Wang Junjun, Wu Jimin, Liu Rongyi, Gao Feng, Hu Haitao, Yin Xinzhen
1Department of Neurology, Zhejiang Hospital, Hangzhou, China.
Int J Neurosci. 2015 Jan;125(1):50-5. doi: 10.3109/00207454.2014.905777. Epub 2014 May 16.
Transient ischemic attacks (TIAs) are divided into anterior and posterior circulation types (AC-TIA, PC-TIA, respectively). In the present study, we sought to evaluate the ABCD2 score for predicting stroke in either AC-TIA or PC-TIA.

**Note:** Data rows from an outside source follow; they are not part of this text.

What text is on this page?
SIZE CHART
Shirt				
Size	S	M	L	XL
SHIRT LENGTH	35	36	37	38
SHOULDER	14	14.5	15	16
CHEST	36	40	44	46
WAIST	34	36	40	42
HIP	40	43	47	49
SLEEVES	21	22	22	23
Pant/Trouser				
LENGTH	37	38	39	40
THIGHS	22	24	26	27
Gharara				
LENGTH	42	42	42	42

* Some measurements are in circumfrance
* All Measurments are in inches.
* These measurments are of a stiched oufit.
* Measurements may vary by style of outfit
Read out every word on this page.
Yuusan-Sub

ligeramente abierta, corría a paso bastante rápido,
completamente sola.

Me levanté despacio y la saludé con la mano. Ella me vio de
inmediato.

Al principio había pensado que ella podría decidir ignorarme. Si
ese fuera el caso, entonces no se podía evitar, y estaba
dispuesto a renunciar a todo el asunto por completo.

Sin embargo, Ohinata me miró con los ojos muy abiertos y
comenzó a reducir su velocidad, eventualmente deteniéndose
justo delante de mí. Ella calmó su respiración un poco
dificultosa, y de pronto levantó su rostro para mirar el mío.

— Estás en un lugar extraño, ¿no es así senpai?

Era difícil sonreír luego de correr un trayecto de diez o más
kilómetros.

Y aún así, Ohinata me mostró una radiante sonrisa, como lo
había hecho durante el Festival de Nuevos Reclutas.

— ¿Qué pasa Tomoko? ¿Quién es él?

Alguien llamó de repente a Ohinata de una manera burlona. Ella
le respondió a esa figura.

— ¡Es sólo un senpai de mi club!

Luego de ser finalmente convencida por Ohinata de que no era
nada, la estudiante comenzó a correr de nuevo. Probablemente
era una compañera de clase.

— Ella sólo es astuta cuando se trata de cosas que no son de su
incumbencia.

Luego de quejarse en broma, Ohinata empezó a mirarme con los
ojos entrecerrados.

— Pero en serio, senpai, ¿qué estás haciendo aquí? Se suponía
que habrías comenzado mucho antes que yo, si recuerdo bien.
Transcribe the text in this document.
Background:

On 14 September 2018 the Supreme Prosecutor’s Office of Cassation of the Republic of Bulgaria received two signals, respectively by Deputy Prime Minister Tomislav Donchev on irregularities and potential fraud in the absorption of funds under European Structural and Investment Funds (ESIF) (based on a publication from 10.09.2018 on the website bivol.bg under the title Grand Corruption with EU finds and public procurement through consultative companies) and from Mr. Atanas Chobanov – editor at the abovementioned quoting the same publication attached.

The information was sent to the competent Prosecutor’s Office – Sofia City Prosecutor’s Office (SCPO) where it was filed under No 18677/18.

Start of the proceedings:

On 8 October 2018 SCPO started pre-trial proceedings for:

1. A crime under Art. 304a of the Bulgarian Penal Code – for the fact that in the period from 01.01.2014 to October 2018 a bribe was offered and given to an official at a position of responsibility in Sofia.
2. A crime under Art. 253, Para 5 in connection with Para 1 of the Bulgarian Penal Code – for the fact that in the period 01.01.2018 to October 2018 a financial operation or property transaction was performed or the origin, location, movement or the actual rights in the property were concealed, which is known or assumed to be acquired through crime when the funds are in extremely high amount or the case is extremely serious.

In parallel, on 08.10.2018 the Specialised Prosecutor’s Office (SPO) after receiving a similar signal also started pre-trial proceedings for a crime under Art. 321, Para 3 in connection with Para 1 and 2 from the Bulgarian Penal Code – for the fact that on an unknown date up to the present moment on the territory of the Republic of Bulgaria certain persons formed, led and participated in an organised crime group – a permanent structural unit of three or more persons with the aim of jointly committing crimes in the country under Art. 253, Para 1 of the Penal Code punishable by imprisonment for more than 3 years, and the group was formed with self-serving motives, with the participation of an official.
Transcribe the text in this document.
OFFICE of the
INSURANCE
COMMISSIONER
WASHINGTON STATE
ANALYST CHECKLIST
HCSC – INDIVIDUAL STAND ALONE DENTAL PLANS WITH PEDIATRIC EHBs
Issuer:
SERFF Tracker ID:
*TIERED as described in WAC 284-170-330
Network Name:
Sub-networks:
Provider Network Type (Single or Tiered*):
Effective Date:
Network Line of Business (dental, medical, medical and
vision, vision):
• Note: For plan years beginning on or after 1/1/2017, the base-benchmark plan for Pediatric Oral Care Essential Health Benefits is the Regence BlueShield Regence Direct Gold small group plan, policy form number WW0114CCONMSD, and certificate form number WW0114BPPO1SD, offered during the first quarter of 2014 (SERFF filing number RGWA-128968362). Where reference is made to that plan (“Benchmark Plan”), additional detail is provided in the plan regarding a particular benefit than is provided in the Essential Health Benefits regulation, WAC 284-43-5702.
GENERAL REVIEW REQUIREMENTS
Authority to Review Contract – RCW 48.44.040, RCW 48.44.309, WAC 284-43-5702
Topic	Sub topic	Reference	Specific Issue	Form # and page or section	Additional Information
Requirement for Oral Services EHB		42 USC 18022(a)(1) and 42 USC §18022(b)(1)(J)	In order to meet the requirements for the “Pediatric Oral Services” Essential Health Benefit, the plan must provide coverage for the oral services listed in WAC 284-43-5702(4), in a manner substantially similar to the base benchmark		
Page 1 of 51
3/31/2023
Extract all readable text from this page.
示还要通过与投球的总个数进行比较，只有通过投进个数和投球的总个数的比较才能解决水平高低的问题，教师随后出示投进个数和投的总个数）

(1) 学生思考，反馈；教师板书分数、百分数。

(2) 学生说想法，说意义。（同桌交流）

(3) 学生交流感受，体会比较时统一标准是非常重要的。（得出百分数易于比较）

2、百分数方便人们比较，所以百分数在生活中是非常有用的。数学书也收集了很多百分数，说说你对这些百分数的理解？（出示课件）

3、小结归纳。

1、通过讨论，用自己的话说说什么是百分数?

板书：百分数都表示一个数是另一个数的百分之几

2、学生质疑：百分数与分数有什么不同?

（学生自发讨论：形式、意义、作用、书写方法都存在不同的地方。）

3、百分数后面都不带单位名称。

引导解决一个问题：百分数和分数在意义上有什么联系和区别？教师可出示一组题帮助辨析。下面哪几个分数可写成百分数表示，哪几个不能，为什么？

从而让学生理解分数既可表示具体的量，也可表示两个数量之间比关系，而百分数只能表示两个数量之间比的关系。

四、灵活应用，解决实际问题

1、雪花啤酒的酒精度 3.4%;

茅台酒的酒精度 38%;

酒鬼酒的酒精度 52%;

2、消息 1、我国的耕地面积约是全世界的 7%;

We prospectively studied 369 consecutive patients who presented with TIA between June 2009 and December 2012. The 7 d occurrence of stroke after TIA was recorded and correlated with the ABCD2 score with regards to AC-TIA or PC-TIA.
Overall, 273 AC-TIA and 96 PC-TIA patients were recruited. Twenty-one patients with AC-TIA and seven with PC-TIA developed a stroke within the subsequent 7 d (7.7% vs. 7.3%, p = 0.899). The ABCD2 score had a higher predictive value of stroke occurrence in AC-TIA (the AUC was 0.790; 95% CI, 0.677-0.903) than in PC-TIA (the AUC was 0.535; 95% CI, 0.350-0.727) and the z-value of two receiver operating characteristic (ROC) curves was 2.24 (p = 0.025). AC-TIA resulted in a higher incidence of both unilateral weakness and speech disturbance and longer durations of the symptoms. Inversely, PC-TIA was associated with a higher incidence of diabetes mellitus (19.8% vs. 10.6%, p = 0.022). Evaluating each component of scores, age ≥ 60 yr (OR = 7.010, 95% CI 1.599-30.743), unilateral weakness (OR = 3.455, 95% CI 1.131-10.559), and blood pressure (OR = 9.652, 95% CI 2.202-42.308) were associated with stroke in AC-TIA, while in PC-TIA, diabetes mellitus (OR = 9.990, 95% CI 1.895-52.650) was associated with stroke.
In our study, the ABCD2 score could predict the short-term risk of stroke after AC-TIA, but might have limitation for PC-TIA.
短暂性脑缺血发作(TIA)分为前循环型和后循环型(分别为AC-TIA、PC-TIA)。在本研究中,我们试图评估ABCD2评分对预测AC-TIA或PC-TIA后发生卒中的价值。
我们对2009年6月至2012年12月期间连续就诊的369例TIA患者进行了前瞻性研究。记录TIA后7天内卒中的发生情况,并将其与AC-TIA或PC-TIA的ABCD2评分进行关联分析。
共纳入273例AC-TIA患者和96例PC-TIA患者。21例AC-TIA患者和7例PC-TIA患者在随后7天内发生了卒中(7.7%对7.3%,p = 0.899)。ABCD2评分对AC-TIA后卒中发生的预测价值高于PC-TIA(AC-TIA的曲线下面积[AUC]为0.790;95%可信区间[CI]为0.677 - 0.903,PC-TIA的AUC为0.535;95%CI为0.350 - 0.727),两条受试者工作特征(ROC)曲线的z值为2.24(p = 0.025)。AC-TIA导致单侧无力和言语障碍的发生率更高,症状持续时间更长。相反,PC-TIA与糖尿病的发生率更高相关(19.8%对10.6%,p = 0.022)。评估评分的各个组成部分,年龄≥60岁(比值比[OR] = 7.010,95%CI 1.599 - 30.743)、单侧无力(OR = 3.455,95%CI 1.131 - 10.559)和血压(OR = 9.652,95%CI 2.202 - 42.308)与AC-TIA后的卒中相关,而在PC-TIA中,糖尿病(OR = 9.990,95%CI 1.895 - 52.650)与卒中相关。
在我们的研究中,ABCD2评分可以预测AC-TIA后卒中的短期风险,但对PC-TIA可能有局限性。